MSgt. Hank Herrick, who served 30 years in the military, now holds the role of Executive Director of the Permian Basin Mission Center.

ODESSA, Texas — Chief Master Sergeant Hank Herrick has lived a life of servant leadership, including 30 years active duty with the United States Air Force from 1983 to 2013.

“One of the core values for the air force, three core values, is service before self," Herrick said. "You hear a lot of talk about servant leadership, well we lived it in the military.”

After serving his country, Herrick decided to serve his community in Odessa, first landing on a college campus for nearly three years.

“At UTPB, I served as a University Training Coordinator for a year, and then did a couple years in what’s called a physical plant," Herrick said. "Basically, taking care of, or as the operations supervisor for landscaping, maintenance and event set up."

From there, Herrick took a position at the United Way of Odessa as Executive Director for six years, a job that was also once held by a veteran.

“A retired army coronel, Tom Purcell, said 'hey this job is coming open, I'm retiring,' and I just thought it was a perfect fit, so yeah, I'm very proud of the service for six years at United Way," Herrick said.

Today, you can find Hank at the Permian Basin Mission Center, where he’s held the role of Executive Director since June, seeking to help those in need and to fight hunger in the community.

“I was actually retied for about two months, and then realized I didn't like it too much," Herrick said. "I still wanted to give back, and still wanted to do something. And so I interviewed for this position, got hired, and my first day was June 27, and I really enjoy it. Permian Basin Mission Center does serve the community, and close to 9,000 households are being impacted just this year, and we’ll crack 10,000 easily. We help folks with rent, utilities and food, and we have a clothing store where we do not sell our clothes, they donate to us, and we donate them back to the community. So, I'm pretty proud of it. So yeah, if you spend 30 years in the military serving your country, then it’s a good fit to get into a non-profit and serve the community.”

Herrick continues to sacrifice for others and live his life by one word.
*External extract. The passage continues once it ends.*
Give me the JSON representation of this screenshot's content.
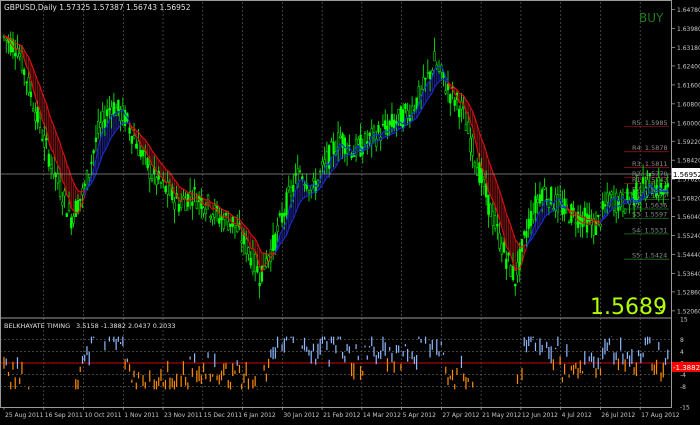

“Leadership. Yeah, they told us leadership was the ability to inspire and influence people to accomplish a common objective, and it rings true in any facet, whether it was at UTPB, United Way and now for the Permian Basin Mission Center," Herrick said. "So in the military, they just institutionalize you in that leadership and expect it of you, so when you come out to a job like this, it is a good fit.”